Importantly, when the team analyzed tumor tissue samples from patients, they found that letrozole was indeed crossing the blood-brain barrier to reach the cancer cells.
“We can categorically show that in humans the drug actually crosses and reaches the brain tumor at concentrations that we believe are likely to be most efficacious,” explains study author Dr. Pankaj Desai, professor and chair of the Pharmaceutical Sciences Division and director of the drug development graduate program in the University of Cincinatti’s James L. Winkle College of Pharmacy.
For the new Phase 2 trial, researchers are upping the ante by giving patients a combination of letrozole and the chemotherapy drug temozolomide, which is already approved for GBM. Dr. Desai said their preclinical research suggests this one-two punch could work better than letrozole alone. The trial will initially enroll 19 patients whose GBMs have come back after prior treatment and aren’t eligible for more surgery.
Looking ahead, the Cincinnati team is also collaborating to identify other drugs that could be paired with letrozole to battle glioblastomas even more effectively, supported by a $1.19 million grant from the National Institutes of Health.
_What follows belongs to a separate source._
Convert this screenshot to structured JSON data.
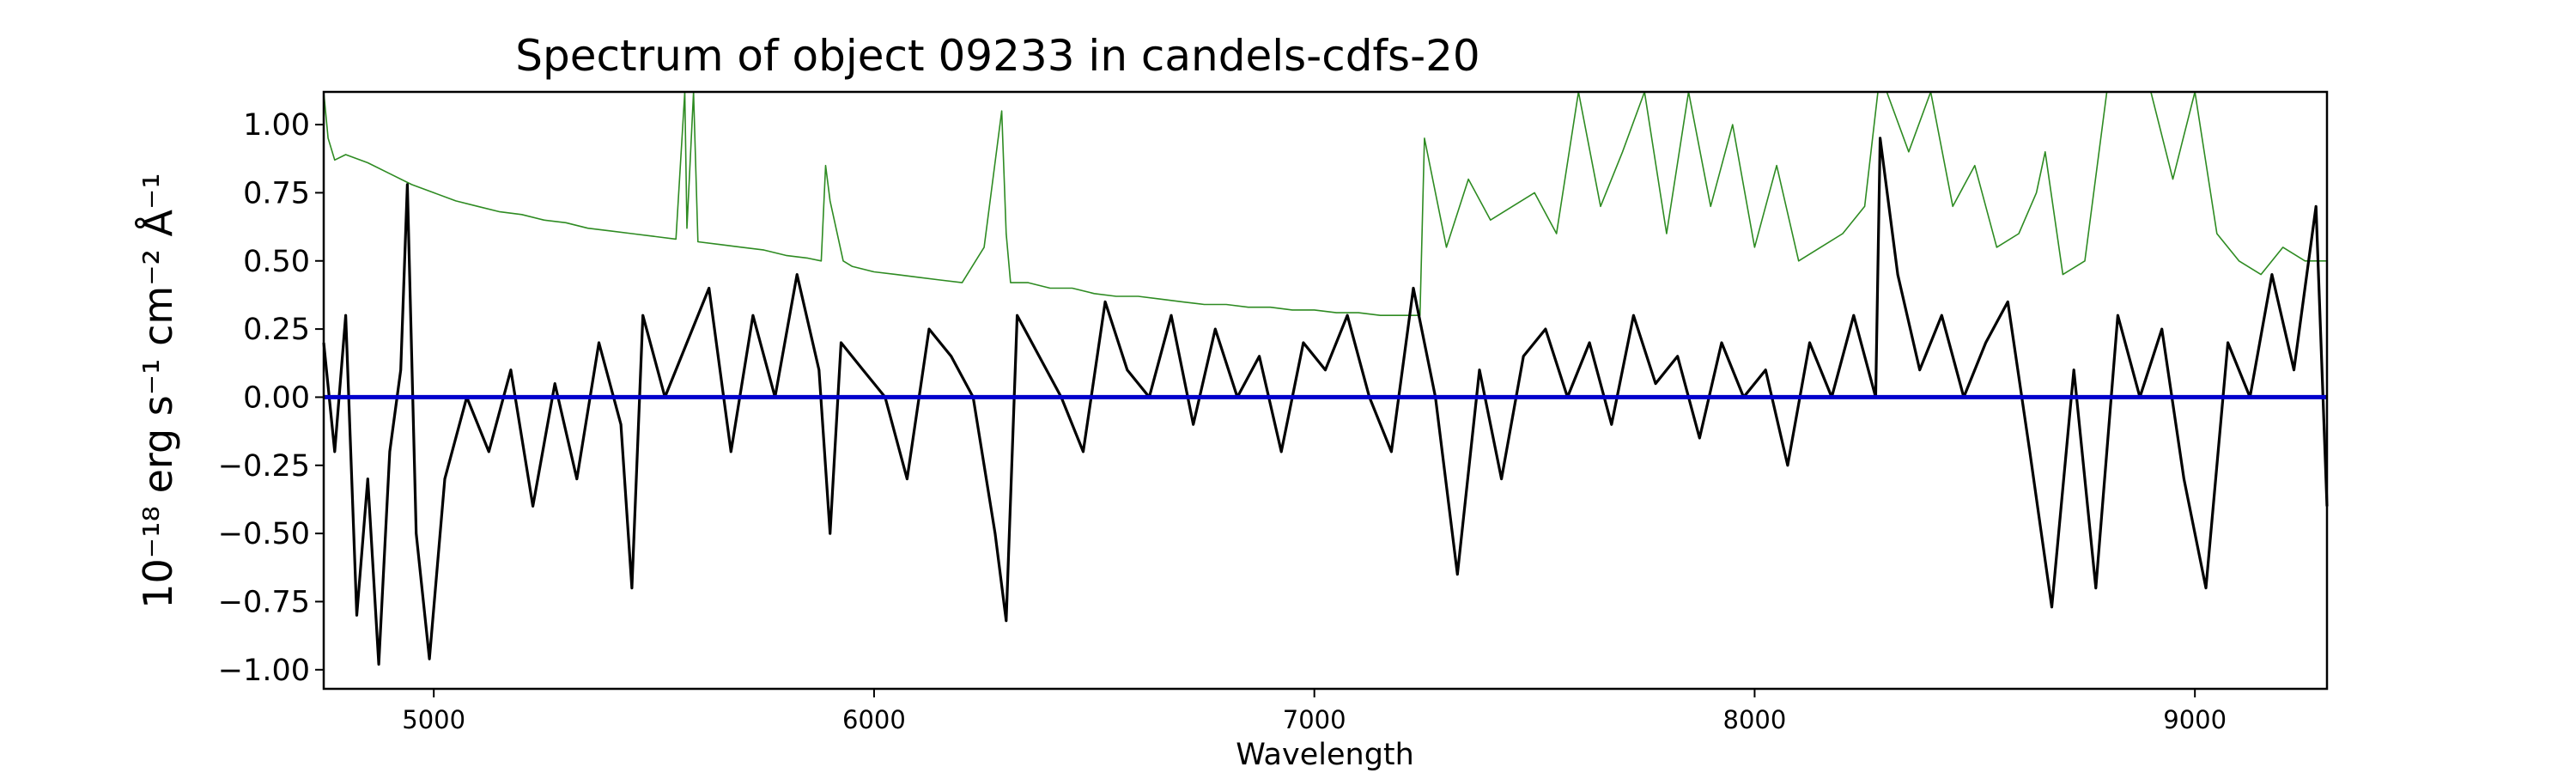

“I think collaboration with multidisciplinary teams is critical to be able to have the expertise and all the components you need, including biostatistics, pharmacokinetics, clinical, basic science and neuro-oncology expertise,” notes Dr. Wise-Draper. “The future of all science is team science. No one really can do everything on their own anymore because we’re all too specialized.”
Dr. Desai emphasized the long road it’s taken to get to this point and the persistence required to translate research findings into real-world treatments.
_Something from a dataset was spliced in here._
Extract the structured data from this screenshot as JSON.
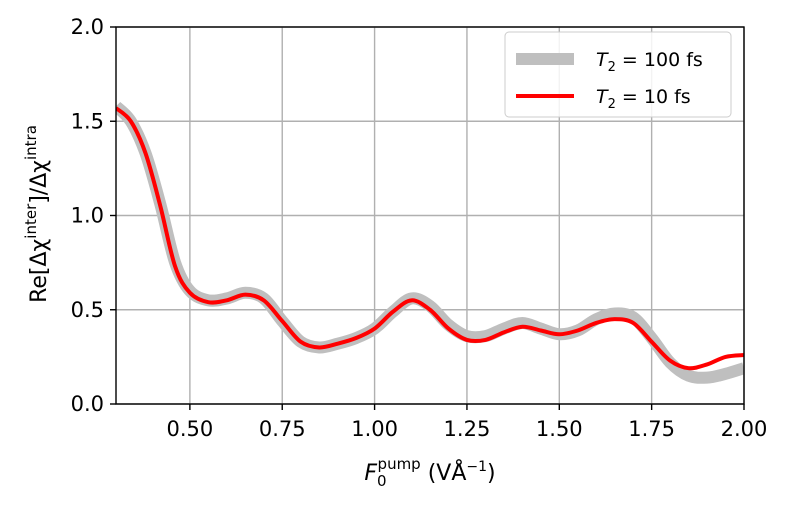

“Only academic centers with integrated scientific and clinical expertise are able to move their molecules from the research bench to clinical trials,” says Dr. Desai. “It takes a lot of persistence, ups and downs, highs and lows of funding, but we have been supported by a very strong team of people. It’s a journey that has taken a while and a lot of hard work by a number of people, and we’re in a very exciting stage.”
With any luck, that exciting stage could lead to a brighter outlook for glioblastoma patients and their families. While much more research lies ahead, the Cincinnati team’s innovative efforts offer a glimmer of hope in the battle against this devastating disease.